Russian state-sponsored threat actor APT28 — also known as Fancy Bear, Forest Blizzard, and BlueDelta — has launched a sophisticated new espionage campaign deploying a previously undocumented malware suite codenamed PRISMEX. The campaign, tracked by Trend Micro and The Hacker News, targets Ukrainian defense organizations and Western NATO allies providing humanitarian and military aid infrastructure to Ukraine.
What Is PRISMEX?
PRISMEX is a modular, multi-stage malware framework that represents a significant evolution in APT28’s tradecraft. Security researchers describe it as combining three advanced techniques that, when used together, make detection and attribution considerably more difficult:
- Advanced steganography: PRISMEX conceals its command-and-control (C2) instructions and exfiltrated data within image files hosted on legitimate cloud platforms, making malicious traffic indistinguishable from normal web browsing at the network layer.
- COM hijacking: The malware leverages Component Object Model (COM) hijacking on Windows systems to achieve persistence and privilege escalation without writing new files to disk — a technique that evades many file-based detection mechanisms.
- Legitimate cloud service abuse: APT28 is routing C2 communications through trusted cloud storage and collaboration services, including major platforms widely used by the targeted organizations themselves, making network-level blocking impractical without significant operational disruption.
Targets and Campaign Scope
The PRISMEX campaign appears to have been active since at least late February 2026, with the earliest confirmed intrusions dated to the final week of that month. Confirmed and suspected target sectors include:
- Ukrainian Ministry of Defence contractors and logistics providers
- NATO member-state defense ministries, particularly in Poland, the Czech Republic, and the Baltic states
- Western NGOs and humanitarian organizations operating aid corridors into Ukraine
- European defense industrial base companies involved in weapons and ammunition production
Initial access vectors identified so far include spear-phishing emails with lure documents themed around NATO logistics protocols, military procurement notices, and humanitarian aid coordination requests.
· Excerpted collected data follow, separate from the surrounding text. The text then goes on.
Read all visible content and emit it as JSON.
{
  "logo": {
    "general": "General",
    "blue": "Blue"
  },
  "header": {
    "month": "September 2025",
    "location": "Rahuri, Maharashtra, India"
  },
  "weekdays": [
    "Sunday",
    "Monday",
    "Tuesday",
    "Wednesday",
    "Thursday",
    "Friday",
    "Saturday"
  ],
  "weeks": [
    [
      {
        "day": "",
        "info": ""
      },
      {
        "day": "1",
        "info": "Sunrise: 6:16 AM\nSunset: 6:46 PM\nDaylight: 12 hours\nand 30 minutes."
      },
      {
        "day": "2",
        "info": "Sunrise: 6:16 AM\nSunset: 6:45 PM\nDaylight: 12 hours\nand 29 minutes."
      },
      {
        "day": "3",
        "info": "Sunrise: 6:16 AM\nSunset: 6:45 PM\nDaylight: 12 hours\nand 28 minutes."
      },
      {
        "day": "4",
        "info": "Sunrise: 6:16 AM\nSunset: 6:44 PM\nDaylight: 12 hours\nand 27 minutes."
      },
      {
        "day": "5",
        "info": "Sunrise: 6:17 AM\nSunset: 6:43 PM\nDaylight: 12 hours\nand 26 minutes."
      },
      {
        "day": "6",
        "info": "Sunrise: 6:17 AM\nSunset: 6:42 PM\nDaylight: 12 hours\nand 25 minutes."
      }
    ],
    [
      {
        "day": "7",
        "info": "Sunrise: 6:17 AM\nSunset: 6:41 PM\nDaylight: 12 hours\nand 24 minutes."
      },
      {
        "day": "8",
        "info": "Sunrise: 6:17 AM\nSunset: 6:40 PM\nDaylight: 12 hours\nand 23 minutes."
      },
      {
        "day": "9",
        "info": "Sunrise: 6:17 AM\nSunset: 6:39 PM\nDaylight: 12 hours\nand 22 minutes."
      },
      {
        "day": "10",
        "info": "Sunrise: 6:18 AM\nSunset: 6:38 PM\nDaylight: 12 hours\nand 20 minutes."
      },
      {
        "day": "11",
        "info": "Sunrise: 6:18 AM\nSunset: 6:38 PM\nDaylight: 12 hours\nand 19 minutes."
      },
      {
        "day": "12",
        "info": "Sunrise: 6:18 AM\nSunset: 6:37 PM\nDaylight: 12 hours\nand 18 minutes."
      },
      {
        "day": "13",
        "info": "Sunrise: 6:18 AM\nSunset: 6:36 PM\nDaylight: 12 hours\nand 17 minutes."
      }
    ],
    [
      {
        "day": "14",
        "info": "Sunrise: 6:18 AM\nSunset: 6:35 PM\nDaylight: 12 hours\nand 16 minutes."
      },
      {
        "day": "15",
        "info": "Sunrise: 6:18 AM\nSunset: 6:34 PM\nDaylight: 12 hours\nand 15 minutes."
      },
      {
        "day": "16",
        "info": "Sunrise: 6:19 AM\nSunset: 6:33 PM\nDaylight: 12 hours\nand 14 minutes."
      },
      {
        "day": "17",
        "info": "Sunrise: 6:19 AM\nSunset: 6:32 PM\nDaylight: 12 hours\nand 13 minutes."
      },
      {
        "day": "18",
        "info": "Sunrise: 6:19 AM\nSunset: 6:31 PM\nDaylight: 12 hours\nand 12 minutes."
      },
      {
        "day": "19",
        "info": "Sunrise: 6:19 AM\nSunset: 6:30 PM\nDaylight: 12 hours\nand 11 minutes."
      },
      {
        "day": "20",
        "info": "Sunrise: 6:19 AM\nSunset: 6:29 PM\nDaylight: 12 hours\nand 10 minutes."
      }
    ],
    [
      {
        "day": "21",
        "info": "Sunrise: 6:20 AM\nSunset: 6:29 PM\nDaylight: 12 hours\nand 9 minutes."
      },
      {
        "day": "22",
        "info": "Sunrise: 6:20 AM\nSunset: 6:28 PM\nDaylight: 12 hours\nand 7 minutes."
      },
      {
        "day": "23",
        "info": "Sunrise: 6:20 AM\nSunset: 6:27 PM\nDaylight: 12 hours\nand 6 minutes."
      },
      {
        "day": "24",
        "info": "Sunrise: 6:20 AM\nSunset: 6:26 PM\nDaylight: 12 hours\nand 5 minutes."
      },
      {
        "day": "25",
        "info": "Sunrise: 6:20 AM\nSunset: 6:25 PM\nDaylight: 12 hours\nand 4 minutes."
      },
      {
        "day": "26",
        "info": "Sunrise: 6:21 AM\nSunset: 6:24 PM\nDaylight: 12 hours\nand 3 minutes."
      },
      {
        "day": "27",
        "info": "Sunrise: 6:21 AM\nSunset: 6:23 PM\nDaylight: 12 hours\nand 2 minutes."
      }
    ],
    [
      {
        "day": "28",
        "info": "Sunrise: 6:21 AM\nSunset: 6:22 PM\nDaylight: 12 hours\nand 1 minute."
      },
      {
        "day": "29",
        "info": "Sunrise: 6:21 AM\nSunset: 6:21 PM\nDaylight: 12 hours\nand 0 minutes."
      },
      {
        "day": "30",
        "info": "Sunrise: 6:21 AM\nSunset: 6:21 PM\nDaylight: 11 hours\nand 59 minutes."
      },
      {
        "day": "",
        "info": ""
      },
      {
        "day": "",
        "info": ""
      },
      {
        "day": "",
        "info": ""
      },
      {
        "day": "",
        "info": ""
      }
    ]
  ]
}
The sophistication of the lures suggests detailed reconnaissance of the targeted organizations was conducted beforehand.
Technical Indicators and Attribution
Trend Micro’s Pawn Storm tracking team, which has monitored APT28 continuously for over a decade, attributes the PRISMEX campaign with high confidence based on:
- Overlapping infrastructure with previously documented APT28 C2 nodes
- Code-level similarities with older APT28 tools, including X-Agent and Sofacy derivatives
- Victimology consistent with APT28’s long-running focus on Ukraine and NATO eastern flank nations
- Operational security patterns (working hours, language artifacts) consistent with Moscow Standard Time operations
APT28’s Parallel Router Hijacking Campaign
Concurrently with the PRISMEX campaign, APT28 has been conducting a separate operation targeting Small Office/Home Office (SOHO) routers. The group modifies DNS settings on compromised routers to redirect traffic through attacker-controlled servers, enabling passive interception of unencrypted communications and credential harvesting. This campaign appears designed to create a persistent, distributed surveillance network that complements the targeted PRISMEX intrusions.
Defensive Recommendations
Organizations in the defense, government, and NGO sectors — particularly those with any connection to Ukraine-related operations — should take immediate action:
- Conduct a threat hunt for PRISMEX indicators of compromise (IoCs) published by Trend Micro and The Hacker News
- Enable enhanced logging for COM object instantiation and registry modifications associated with COM hijacking
- Review egress traffic to cloud storage platforms for anomalous data volumes or unexpected API call patterns
- Audit SOHO router configurations for unauthorized DNS server changes in both corporate and remote-work environments
- Brief staff on the specific phishing lure themes identified in this campaign: NATO logistics, procurement, and humanitarian aid documents
APT28’s continued operational tempo and rapid tooling evolution underscore that the group remains one of the most capable and persistent adversaries in the global threat landscape. PRISMEX represents a new chapter in their campaign against Western support for Ukraine.